The online component does a great deal to make the connection between these mannequin sculptures and their presences as individual artists. It brings them to life in a different way than the electronic activation of their wearables, giving them a platform for further expression. It’s a highlight, because it invokes the vastness of the internet, where simulations of art and physical reality circulate endlessly. The documentation acts like proof of life on the internet.
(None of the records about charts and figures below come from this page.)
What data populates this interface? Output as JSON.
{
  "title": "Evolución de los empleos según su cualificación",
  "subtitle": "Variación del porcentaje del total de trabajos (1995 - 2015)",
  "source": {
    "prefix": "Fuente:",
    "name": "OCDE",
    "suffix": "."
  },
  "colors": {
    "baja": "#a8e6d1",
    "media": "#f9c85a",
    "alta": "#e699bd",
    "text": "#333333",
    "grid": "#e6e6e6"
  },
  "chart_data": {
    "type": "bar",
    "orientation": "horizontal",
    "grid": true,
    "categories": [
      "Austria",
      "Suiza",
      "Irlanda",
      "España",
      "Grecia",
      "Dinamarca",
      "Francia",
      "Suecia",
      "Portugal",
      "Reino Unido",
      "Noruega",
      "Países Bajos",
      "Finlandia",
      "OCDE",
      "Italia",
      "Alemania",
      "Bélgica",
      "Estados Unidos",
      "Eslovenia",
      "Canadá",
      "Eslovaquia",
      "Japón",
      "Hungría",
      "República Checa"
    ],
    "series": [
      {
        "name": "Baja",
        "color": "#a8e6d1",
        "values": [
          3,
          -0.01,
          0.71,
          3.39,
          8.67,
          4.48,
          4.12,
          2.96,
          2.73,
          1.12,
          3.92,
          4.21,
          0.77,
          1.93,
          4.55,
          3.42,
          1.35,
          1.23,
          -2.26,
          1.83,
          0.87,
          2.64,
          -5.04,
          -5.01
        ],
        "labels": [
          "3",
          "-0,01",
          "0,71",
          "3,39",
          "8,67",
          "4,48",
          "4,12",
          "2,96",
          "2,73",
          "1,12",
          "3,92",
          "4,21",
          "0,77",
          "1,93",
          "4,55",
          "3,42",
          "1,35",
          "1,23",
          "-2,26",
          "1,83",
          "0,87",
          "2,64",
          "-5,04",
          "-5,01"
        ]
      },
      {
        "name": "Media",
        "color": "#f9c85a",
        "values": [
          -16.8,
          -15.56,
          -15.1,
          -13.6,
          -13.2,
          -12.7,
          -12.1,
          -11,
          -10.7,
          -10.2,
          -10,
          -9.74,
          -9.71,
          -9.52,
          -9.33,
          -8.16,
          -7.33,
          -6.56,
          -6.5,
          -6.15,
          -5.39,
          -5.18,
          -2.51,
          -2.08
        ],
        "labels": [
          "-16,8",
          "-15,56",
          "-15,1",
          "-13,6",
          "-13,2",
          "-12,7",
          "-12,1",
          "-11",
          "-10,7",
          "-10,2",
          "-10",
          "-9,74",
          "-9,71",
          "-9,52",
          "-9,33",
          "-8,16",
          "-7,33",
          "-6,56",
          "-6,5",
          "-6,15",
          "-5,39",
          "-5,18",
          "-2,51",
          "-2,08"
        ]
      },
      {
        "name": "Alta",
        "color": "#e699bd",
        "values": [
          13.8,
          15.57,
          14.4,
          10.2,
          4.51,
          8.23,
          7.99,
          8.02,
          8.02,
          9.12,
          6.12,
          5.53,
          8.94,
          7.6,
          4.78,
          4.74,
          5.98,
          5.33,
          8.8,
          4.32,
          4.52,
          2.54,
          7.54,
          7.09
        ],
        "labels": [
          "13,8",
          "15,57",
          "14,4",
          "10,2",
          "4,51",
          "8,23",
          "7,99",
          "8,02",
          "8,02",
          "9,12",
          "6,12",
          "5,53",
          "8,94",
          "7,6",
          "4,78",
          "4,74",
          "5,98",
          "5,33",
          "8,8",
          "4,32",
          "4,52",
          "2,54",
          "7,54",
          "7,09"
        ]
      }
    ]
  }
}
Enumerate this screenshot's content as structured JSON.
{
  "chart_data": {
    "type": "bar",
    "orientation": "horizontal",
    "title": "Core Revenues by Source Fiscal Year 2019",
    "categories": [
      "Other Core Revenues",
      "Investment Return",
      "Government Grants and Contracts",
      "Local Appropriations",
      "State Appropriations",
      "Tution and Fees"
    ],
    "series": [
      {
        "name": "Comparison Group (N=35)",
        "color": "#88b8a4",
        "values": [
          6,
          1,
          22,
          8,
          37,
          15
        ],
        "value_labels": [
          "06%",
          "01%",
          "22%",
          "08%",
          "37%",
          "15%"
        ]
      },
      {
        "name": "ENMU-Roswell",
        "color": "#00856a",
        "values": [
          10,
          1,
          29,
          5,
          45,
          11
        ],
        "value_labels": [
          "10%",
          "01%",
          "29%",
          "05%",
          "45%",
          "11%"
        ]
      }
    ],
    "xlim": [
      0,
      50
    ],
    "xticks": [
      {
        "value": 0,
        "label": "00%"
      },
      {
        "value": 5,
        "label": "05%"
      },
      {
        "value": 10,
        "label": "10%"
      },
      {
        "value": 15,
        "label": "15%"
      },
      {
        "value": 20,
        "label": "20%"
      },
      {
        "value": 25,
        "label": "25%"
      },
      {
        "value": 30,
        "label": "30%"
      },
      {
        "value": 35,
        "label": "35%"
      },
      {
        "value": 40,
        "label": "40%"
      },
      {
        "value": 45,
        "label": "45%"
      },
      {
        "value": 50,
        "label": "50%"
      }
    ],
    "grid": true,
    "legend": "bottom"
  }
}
“I Sing the Body Cybernetic” works at the intersections of posthuman theory, fashion, technology, and sound art. The wearable electronics allow the initially lifeless mannequins to become a part of the work and exist as representations, and the technology allows the entire project to function without any human intervention after the “on” button is pressed. With the synchronic activation of sound and physical performance in the gallery space, and the extension of these performers into a virtual environment, the work questions boundaries between artist and artwork. In this context, the representation of the artist and the work that they perform are made up of the same body, physically and digitally connected so that one cannot exist fully without the other. Blalock acts as a puppet master for each one of these bands, proposing a new way of presenting sound and performance through a multi-layered system of algorithms, activations, and virtual and physical platforms.

“I Sing the Body Cybernetic” is on view at Experimental Sound Studio, located at 5925 North Ravenswood Ave., through April 28, 2019. Gallery hours are Sundays from 1 p.m. – 5 p.m. and by appointment.